Comme son titre l’indique, Gloria fait la part belle à la jubilation, conformément à la devise de José Montalvo : « La joie est plus profonde que la tristesse ! » Jubilation de la danse associée aux musiques les plus variées, des plus populaires (accordéon bondissant des Balkans) aux plus savantes (arias baroques chantournées de Vivaldi modulées par Cecilia Bartoli ou Philippe Jarousski) en passant par les vibrantes percussions africaines et, bien sûr, par le flamenco, LA danse fétiche de Montalvo. Sans oublier les formes les plus modernes, acrobatiques et spectaculaires du hip hop, du break dance ...
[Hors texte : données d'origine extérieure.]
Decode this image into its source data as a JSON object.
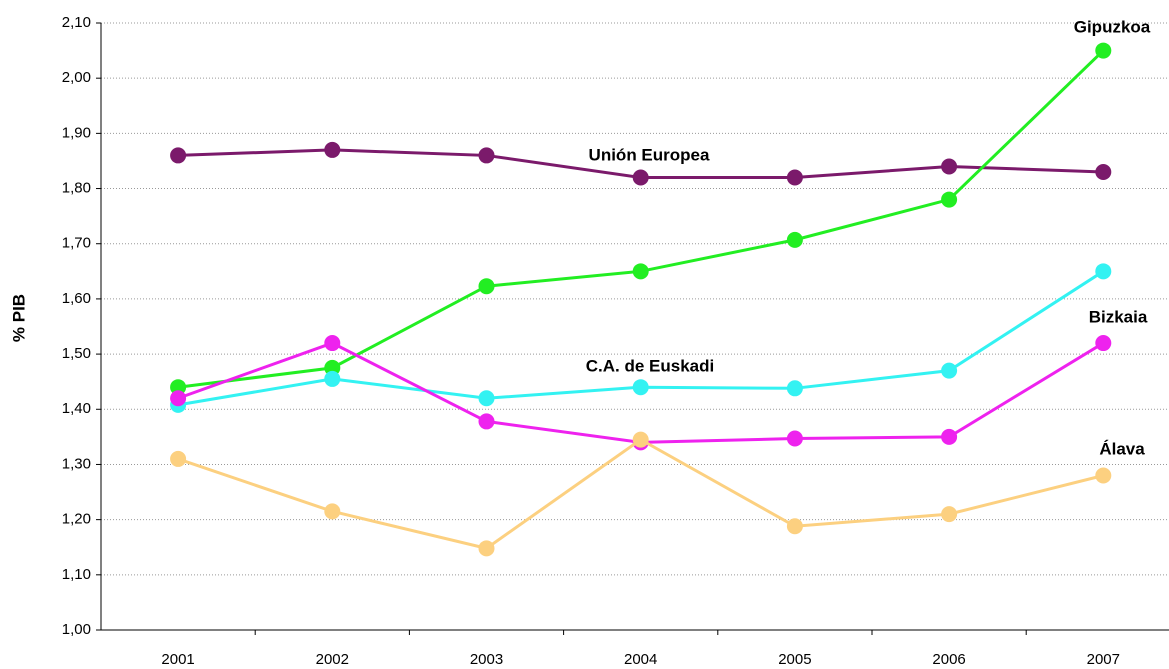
{
  "chart_data": {
    "type": "line",
    "y_label": "% PIB",
    "categories": [
      "2001",
      "2002",
      "2003",
      "2004",
      "2005",
      "2006",
      "2007"
    ],
    "series": [
      {
        "name": "Unión Europea",
        "color": "#7b1a6b",
        "values": [
          1.86,
          1.87,
          1.86,
          1.82,
          1.82,
          1.84,
          1.83
        ]
      },
      {
        "name": "Gipuzkoa",
        "color": "#22ee22",
        "values": [
          1.44,
          1.475,
          1.623,
          1.65,
          1.707,
          1.78,
          2.05
        ]
      },
      {
        "name": "C.A. de Euskadi",
        "color": "#33f2f2",
        "values": [
          1.408,
          1.455,
          1.42,
          1.44,
          1.438,
          1.47,
          1.65
        ]
      },
      {
        "name": "Bizkaia",
        "color": "#ee22ee",
        "values": [
          1.42,
          1.52,
          1.378,
          1.34,
          1.347,
          1.35,
          1.52
        ]
      },
      {
        "name": "Álava",
        "color": "#fcd080",
        "values": [
          1.31,
          1.215,
          1.148,
          1.345,
          1.188,
          1.21,
          1.28
        ]
      }
    ],
    "ylim": [
      1.0,
      2.1
    ],
    "yticks": [
      {
        "value": 1.0,
        "label": "1,00"
      },
      {
        "value": 1.1,
        "label": "1,10"
      },
      {
        "value": 1.2,
        "label": "1,20"
      },
      {
        "value": 1.3,
        "label": "1,30"
      },
      {
        "value": 1.4,
        "label": "1,40"
      },
      {
        "value": 1.5,
        "label": "1,50"
      },
      {
        "value": 1.6,
        "label": "1,60"
      },
      {
        "value": 1.7,
        "label": "1,70"
      },
      {
        "value": 1.8,
        "label": "1,80"
      },
      {
        "value": 1.9,
        "label": "1,90"
      },
      {
        "value": 2.0,
        "label": "2,00"
      },
      {
        "value": 2.1,
        "label": "2,10"
      }
    ],
    "grid": true
  }
}
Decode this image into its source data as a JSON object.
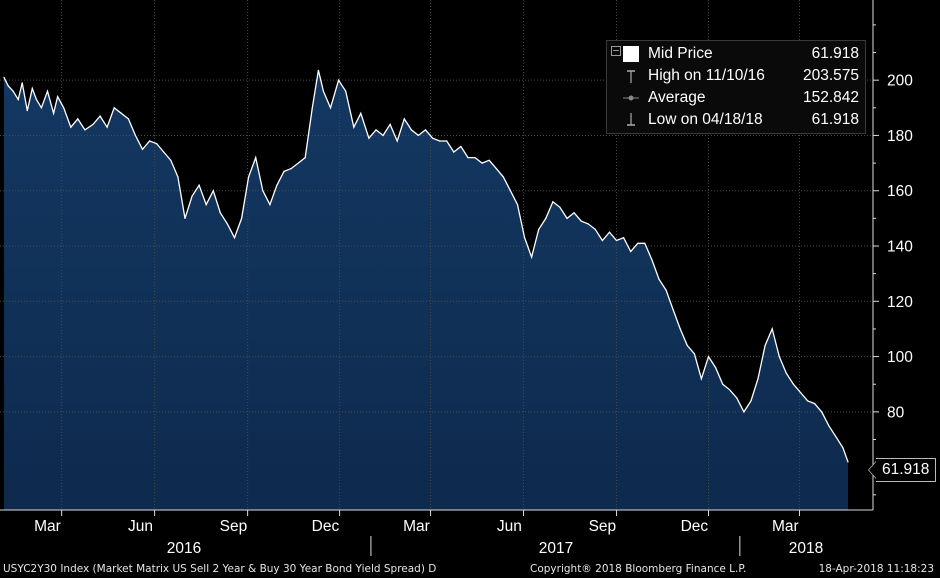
{
  "chart_data": {
    "type": "area",
    "title": "",
    "xlabel": "",
    "ylabel": "",
    "ylim": [
      44.5,
      229
    ],
    "grid": true,
    "legend_position": "top-right",
    "colors": {
      "area": "#0e2a4d",
      "line": "#ffffff",
      "background": "#000000",
      "grid": "#4a4a4a"
    },
    "x_ticks": [
      "Mar",
      "Jun",
      "Sep",
      "Dec",
      "Mar",
      "Jun",
      "Sep",
      "Dec",
      "Mar"
    ],
    "years": [
      "2016",
      "2017",
      "2018"
    ],
    "y_ticks": [
      200,
      180,
      160,
      140,
      120,
      100,
      80
    ],
    "series": [
      {
        "name": "Mid Price",
        "x": [
          "2016-01-04",
          "2016-01-08",
          "2016-01-13",
          "2016-01-18",
          "2016-01-22",
          "2016-01-27",
          "2016-02-01",
          "2016-02-05",
          "2016-02-10",
          "2016-02-16",
          "2016-02-22",
          "2016-02-26",
          "2016-03-03",
          "2016-03-10",
          "2016-03-17",
          "2016-03-24",
          "2016-04-01",
          "2016-04-08",
          "2016-04-15",
          "2016-04-22",
          "2016-04-29",
          "2016-05-06",
          "2016-05-13",
          "2016-05-20",
          "2016-05-27",
          "2016-06-03",
          "2016-06-10",
          "2016-06-17",
          "2016-06-24",
          "2016-07-01",
          "2016-07-08",
          "2016-07-15",
          "2016-07-22",
          "2016-07-29",
          "2016-08-05",
          "2016-08-12",
          "2016-08-19",
          "2016-08-26",
          "2016-09-02",
          "2016-09-09",
          "2016-09-16",
          "2016-09-23",
          "2016-09-30",
          "2016-10-07",
          "2016-10-14",
          "2016-10-21",
          "2016-10-28",
          "2016-11-04",
          "2016-11-10",
          "2016-11-15",
          "2016-11-22",
          "2016-11-30",
          "2016-12-07",
          "2016-12-15",
          "2016-12-22",
          "2016-12-30",
          "2017-01-06",
          "2017-01-13",
          "2017-01-20",
          "2017-01-27",
          "2017-02-03",
          "2017-02-10",
          "2017-02-17",
          "2017-02-24",
          "2017-03-03",
          "2017-03-10",
          "2017-03-17",
          "2017-03-24",
          "2017-03-31",
          "2017-04-07",
          "2017-04-14",
          "2017-04-21",
          "2017-04-28",
          "2017-05-05",
          "2017-05-12",
          "2017-05-19",
          "2017-05-26",
          "2017-06-02",
          "2017-06-09",
          "2017-06-16",
          "2017-06-23",
          "2017-06-30",
          "2017-07-07",
          "2017-07-14",
          "2017-07-21",
          "2017-07-28",
          "2017-08-04",
          "2017-08-11",
          "2017-08-18",
          "2017-08-25",
          "2017-09-01",
          "2017-09-08",
          "2017-09-15",
          "2017-09-22",
          "2017-09-29",
          "2017-10-06",
          "2017-10-13",
          "2017-10-20",
          "2017-10-27",
          "2017-11-03",
          "2017-11-10",
          "2017-11-17",
          "2017-11-24",
          "2017-12-01",
          "2017-12-08",
          "2017-12-15",
          "2017-12-22",
          "2017-12-29",
          "2018-01-05",
          "2018-01-12",
          "2018-01-19",
          "2018-01-26",
          "2018-02-02",
          "2018-02-09",
          "2018-02-16",
          "2018-02-23",
          "2018-03-02",
          "2018-03-09",
          "2018-03-16",
          "2018-03-23",
          "2018-03-30",
          "2018-04-06",
          "2018-04-13",
          "2018-04-18"
        ],
        "values": [
          201,
          198,
          196,
          193,
          199,
          189,
          197,
          193,
          190,
          196,
          188,
          194,
          190,
          183,
          186,
          182,
          184,
          187,
          183,
          190,
          188,
          186,
          180,
          175,
          178,
          177,
          174,
          171,
          165,
          150,
          158,
          162,
          155,
          160,
          152,
          148,
          143,
          150,
          165,
          172,
          160,
          155,
          162,
          167,
          168,
          170,
          172,
          190,
          203.575,
          196,
          190,
          200,
          196,
          183,
          188,
          179,
          182,
          180,
          184,
          178,
          186,
          182,
          180,
          182,
          179,
          178,
          178,
          174,
          176,
          172,
          172,
          170,
          171,
          168,
          165,
          160,
          155,
          143,
          136,
          146,
          150,
          156,
          154,
          150,
          152,
          149,
          148,
          146,
          142,
          145,
          142,
          143,
          138,
          141,
          141,
          135,
          128,
          124,
          117,
          110,
          104,
          101,
          92,
          100,
          96,
          90,
          88,
          85,
          80,
          84,
          92,
          104,
          110,
          100,
          94,
          90,
          87,
          84,
          83,
          80,
          75,
          71,
          67,
          61.918
        ]
      }
    ],
    "legend": [
      {
        "label": "Mid Price",
        "value": "61.918"
      },
      {
        "label": "High on 11/10/16",
        "value": "203.575"
      },
      {
        "label": "Average",
        "value": "152.842"
      },
      {
        "label": "Low on 04/18/18",
        "value": "61.918"
      }
    ],
    "last_value_label": "61.918"
  },
  "footer": {
    "ticker": "USYC2Y30 Index (Market Matrix US Sell 2 Year & Buy 30 Year Bond Yield Spread)  D",
    "copyright": "Copyright® 2018 Bloomberg Finance L.P.",
    "timestamp": "18-Apr-2018 11:18:23"
  }
}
Dans ce tour d’horizon des musiques du monde, les formes ne s’hybrident jamais, ne se fondent pas dans une espèce de bouillon mondialisé insipide, mais restent chacune à l’état pur en respectant leur singularité et celle de chaque danseur. C’est le grand mérite de cette production. Le flamenco, par exemple, qui revient comme un leitmotiv tout au long du spectacle, reste la danse sauvage, sensuelle et provocatrice qu’il a toujours été, servi par des interprètes capables de surmonter tous les obstacles à la séduction. Ainsi, le danseur un rien bedonnant qui tient un instant la vedette, a priori tout le contraire de l’hidalgo, se révèle en fait un bailaor hors pair.

Antidote à la catastrophe

Les ombres au tableau de ce tour d’horizon mondial ne manquent pas. Comme la disparition de la diversité animale que telle danseuse d’origine africaine évoque avec tristesse. Mais la scénographie mise au point par Montalvo la traite avec une poésie touchante. Un montage vidéo un rien surréaliste affiche sur le fond de scène un bateau façon cocotte en papier-journal, frêle esquif à bord duquel prennent place les animaux les plus divers de la création : éléphants, zèbres, cigognes... tout un bestiaire y trouve asile, telle l’arche biblique capable de survivre au déluge universel.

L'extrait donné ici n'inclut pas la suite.